Siang  itu aku duduk bersandar di bawah pohon sambil mendengarkan lagu karya-karya Mozart. Klariza itulah nama yang akan selalu terukir lekat dihatiku, dialah yang telah mengubah Lizart menjadi Mozart.
Moehammad Lizart. Yah, itulah namaku. Hobiku duduk dibawah pohon dengan alunan musik Mozart yang menenangkan hatiku. Sore itu ketika aku bersandar dibawah pohon, Klariza tetangga sebelah rumah menghampiri dan mengagetkanku dengan kejahilan lemparan bunga yang mirip ulat dan berteriak menakutiku. Disana kami selalu bermain bersama melantunkan lagu-lagu karya Mozart. Kami berdua suka sekali dengan musik dan kami pun mempunyai sedikit kemampuan dalam memainkan alat musik Piano. Lagu favorit kami adalah Kindersinfonie artinya Simfoni anak-anak, yang merupakan karya terpenting bagi Mozart. Hampir  setiap hari dibawah naungan pohon kami habiskan berdua untuk memainkan musik-musik karya Mozart. Selain kita menyukai harmoni-harmoni Mozart, kitapun menyukai tanaman yang tumbuh subur dibelakang rumah, karena itulah kami elalu menyiraminya setiap ada waktu.

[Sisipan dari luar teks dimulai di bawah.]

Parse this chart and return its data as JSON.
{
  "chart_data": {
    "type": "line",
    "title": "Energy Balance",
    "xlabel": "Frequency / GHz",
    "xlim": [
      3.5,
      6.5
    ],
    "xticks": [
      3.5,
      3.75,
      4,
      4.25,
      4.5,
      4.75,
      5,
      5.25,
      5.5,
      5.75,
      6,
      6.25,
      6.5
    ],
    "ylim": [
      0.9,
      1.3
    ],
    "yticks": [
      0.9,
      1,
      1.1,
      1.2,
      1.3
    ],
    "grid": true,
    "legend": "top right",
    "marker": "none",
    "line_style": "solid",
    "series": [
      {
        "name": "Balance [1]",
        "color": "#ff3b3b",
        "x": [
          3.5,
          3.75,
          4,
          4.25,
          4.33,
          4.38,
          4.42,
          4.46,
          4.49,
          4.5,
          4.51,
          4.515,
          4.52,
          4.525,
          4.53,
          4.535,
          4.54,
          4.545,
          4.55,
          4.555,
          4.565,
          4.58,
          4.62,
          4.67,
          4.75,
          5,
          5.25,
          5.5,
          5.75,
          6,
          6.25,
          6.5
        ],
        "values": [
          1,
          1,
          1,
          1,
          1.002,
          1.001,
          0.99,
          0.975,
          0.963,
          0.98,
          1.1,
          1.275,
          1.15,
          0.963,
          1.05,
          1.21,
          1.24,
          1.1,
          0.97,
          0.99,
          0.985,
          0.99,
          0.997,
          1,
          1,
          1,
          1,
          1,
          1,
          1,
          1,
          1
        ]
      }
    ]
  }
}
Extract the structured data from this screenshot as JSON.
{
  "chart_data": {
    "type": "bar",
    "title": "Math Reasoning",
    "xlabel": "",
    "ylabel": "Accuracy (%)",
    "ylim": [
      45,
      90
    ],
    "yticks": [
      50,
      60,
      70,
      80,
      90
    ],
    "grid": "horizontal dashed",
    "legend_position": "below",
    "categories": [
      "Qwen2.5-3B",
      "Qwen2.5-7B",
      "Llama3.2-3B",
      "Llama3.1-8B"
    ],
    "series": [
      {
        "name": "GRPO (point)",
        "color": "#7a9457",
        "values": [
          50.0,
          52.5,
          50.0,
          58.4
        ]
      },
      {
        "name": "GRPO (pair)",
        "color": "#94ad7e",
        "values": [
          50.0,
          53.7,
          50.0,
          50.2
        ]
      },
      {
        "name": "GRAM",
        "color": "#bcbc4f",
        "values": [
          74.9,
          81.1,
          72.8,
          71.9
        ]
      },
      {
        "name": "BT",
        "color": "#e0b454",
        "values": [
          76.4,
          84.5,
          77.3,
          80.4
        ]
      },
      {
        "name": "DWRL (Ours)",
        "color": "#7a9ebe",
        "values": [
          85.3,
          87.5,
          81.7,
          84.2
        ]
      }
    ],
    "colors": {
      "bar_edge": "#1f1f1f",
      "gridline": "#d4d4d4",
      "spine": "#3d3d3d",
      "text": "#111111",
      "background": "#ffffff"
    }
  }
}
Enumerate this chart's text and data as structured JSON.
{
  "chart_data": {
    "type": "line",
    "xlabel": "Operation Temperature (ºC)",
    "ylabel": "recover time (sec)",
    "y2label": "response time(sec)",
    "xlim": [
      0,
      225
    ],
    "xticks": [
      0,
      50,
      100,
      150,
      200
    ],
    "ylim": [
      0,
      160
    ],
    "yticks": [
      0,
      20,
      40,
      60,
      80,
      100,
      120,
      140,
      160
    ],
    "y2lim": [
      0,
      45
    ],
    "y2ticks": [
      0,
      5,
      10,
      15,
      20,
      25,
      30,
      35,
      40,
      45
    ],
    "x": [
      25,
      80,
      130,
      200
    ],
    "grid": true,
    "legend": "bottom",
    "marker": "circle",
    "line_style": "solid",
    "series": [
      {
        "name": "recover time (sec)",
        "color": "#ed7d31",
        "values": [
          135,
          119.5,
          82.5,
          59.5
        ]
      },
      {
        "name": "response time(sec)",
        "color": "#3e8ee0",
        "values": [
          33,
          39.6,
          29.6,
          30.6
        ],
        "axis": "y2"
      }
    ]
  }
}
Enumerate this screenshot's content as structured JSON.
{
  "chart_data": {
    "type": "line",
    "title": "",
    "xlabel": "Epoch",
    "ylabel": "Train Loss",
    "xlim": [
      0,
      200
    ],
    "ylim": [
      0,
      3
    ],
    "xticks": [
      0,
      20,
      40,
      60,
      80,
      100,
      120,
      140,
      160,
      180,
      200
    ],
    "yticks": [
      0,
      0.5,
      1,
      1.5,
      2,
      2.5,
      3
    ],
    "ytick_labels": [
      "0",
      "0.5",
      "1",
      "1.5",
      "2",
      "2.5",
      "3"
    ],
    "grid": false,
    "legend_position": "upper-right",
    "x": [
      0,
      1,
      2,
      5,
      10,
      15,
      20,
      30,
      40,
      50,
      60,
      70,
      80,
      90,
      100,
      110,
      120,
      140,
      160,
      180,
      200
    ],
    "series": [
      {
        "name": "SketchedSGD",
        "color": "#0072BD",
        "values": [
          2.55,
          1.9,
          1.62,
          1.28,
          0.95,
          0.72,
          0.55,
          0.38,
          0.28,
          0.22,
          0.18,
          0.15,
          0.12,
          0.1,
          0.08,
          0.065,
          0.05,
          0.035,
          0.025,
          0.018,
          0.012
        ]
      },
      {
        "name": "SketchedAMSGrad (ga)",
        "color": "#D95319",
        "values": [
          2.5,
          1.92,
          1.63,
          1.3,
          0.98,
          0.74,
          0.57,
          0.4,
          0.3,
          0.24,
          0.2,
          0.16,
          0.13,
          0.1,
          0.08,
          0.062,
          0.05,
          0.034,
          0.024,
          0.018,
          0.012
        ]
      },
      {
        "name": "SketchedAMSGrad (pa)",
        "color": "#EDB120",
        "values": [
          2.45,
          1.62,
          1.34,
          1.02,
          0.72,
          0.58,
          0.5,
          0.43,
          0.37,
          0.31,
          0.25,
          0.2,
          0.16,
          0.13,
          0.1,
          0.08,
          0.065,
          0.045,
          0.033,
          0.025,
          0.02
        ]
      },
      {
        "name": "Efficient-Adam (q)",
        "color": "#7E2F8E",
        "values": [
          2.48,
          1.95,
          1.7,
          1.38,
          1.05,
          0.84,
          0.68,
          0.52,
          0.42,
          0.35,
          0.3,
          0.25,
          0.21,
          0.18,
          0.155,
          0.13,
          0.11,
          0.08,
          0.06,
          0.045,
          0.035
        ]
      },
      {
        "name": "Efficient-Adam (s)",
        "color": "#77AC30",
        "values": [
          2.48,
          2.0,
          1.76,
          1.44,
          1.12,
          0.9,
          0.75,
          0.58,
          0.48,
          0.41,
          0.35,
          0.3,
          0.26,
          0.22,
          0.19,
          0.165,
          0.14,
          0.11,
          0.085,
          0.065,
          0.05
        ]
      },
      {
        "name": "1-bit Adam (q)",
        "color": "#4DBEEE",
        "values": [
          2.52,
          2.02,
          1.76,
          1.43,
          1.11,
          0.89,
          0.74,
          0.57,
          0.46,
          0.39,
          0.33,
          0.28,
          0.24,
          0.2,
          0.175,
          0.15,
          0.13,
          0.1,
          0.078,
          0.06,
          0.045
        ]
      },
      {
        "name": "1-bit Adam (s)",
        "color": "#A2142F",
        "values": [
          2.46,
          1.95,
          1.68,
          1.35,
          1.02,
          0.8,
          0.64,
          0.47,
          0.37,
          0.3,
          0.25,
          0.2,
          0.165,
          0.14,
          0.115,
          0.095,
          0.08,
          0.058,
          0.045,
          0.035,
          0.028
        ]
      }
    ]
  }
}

Karena kecintaanku terhadap Piano, aku ingin meneruskan studiku ke Jerman untuk mempelajari lebih lanjut keterampilan dalam memainkan alat musik piano. Sebelum lulus SD aku sempat menceritakan hal ini kepada Klariza bahwa aku akan meneruskan studiku ke Jerman. Tergambar raut sedih dimukanya, tapi aku meyakinkannya bahwa aku akan cepat kembali.
“ Pertemanan kita tidak akan berakhir begitu saja, aku akan selalu menjaga pertemanan kita sampai akhir hayat kita. Percayalah padaku,,,” senyumku pada Klariza yang tengah mengusap air matanya.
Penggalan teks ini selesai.